October 2, 2012:
She’s Tending the Gardens at Local Restaurants

For a story about the gardens Sara Gasbarra (near rose-scented geraniums) has tended for different restaurants during the growing season, including this one at Floriole Cafe and Bakery, photographed on Friday, September 14, 2012 in Chicago. | Richard A. Chapman~Sun-Times
Notice a hint of green peeking out from a restaurant roof, even as fall creeps into Chicago?
It might be a garden. Over the past few years, restaurants all over Chicago have started growing their own food in an attempt to take the local food craze to the next level with distances measured in feet, not miles. Unfortunately, many chefs discover that consistent gardening takes work, specialized skills, and above all, time, of which they have precious little.
Enter Sara Gasbarra, owner of Verdura, a business that creates and maintains custom gardens for some of Chicago’s best restaurants.

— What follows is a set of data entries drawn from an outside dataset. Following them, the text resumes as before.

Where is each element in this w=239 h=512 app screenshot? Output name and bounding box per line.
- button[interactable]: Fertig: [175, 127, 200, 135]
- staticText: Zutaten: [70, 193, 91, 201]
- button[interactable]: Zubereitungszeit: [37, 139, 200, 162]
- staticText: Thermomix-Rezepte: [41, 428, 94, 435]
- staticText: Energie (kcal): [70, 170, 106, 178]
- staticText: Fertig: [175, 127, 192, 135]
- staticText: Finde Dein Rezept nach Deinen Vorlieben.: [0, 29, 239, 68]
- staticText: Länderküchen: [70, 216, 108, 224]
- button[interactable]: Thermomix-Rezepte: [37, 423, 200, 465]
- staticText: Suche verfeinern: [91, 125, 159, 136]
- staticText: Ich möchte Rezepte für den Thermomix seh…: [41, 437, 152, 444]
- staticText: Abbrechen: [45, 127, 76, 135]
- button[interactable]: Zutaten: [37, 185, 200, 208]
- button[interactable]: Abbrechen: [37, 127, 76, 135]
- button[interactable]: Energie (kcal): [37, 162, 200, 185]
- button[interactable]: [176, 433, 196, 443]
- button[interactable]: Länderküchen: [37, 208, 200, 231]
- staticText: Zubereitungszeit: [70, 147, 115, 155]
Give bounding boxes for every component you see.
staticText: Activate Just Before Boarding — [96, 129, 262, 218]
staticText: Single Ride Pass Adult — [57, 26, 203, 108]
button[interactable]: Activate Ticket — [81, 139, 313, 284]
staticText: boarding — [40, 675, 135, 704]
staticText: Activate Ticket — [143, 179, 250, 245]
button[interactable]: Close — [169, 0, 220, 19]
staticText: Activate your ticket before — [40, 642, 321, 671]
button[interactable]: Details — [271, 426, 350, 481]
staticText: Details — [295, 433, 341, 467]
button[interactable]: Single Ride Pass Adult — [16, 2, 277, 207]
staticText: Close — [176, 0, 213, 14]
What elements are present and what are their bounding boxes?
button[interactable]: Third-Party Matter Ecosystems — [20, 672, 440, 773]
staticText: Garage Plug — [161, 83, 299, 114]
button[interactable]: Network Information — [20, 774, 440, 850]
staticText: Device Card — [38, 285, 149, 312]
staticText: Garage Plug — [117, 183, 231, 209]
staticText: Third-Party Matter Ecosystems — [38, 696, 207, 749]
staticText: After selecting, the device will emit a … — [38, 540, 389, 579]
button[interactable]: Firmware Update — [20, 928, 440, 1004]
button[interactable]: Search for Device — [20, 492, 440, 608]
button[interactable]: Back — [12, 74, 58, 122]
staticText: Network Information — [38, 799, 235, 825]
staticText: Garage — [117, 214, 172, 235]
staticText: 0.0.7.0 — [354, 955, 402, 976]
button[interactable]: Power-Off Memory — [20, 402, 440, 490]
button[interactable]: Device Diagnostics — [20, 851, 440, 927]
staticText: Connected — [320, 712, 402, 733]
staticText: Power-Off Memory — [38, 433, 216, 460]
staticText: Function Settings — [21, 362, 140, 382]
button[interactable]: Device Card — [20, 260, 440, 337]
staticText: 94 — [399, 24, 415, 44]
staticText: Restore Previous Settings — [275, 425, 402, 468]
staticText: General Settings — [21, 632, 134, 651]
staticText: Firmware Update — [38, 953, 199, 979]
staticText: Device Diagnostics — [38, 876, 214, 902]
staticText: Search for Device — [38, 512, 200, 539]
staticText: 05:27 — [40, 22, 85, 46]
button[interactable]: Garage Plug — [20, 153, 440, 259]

Creating restaurant gardens might sound like a cushy job, but this isn’t your backyard lettuce patch or ornamental flower box. These gardens are on rooftops, up ladders, in parking lots and on balconies. They have to produce reliably even during bad weather, prove useful to the chefs who are paying for them and (ideally) turn a profit for Gasbarra. I spent a day visiting her gardens to learn how she does it and why chefs and restaurants should bother growing their own food.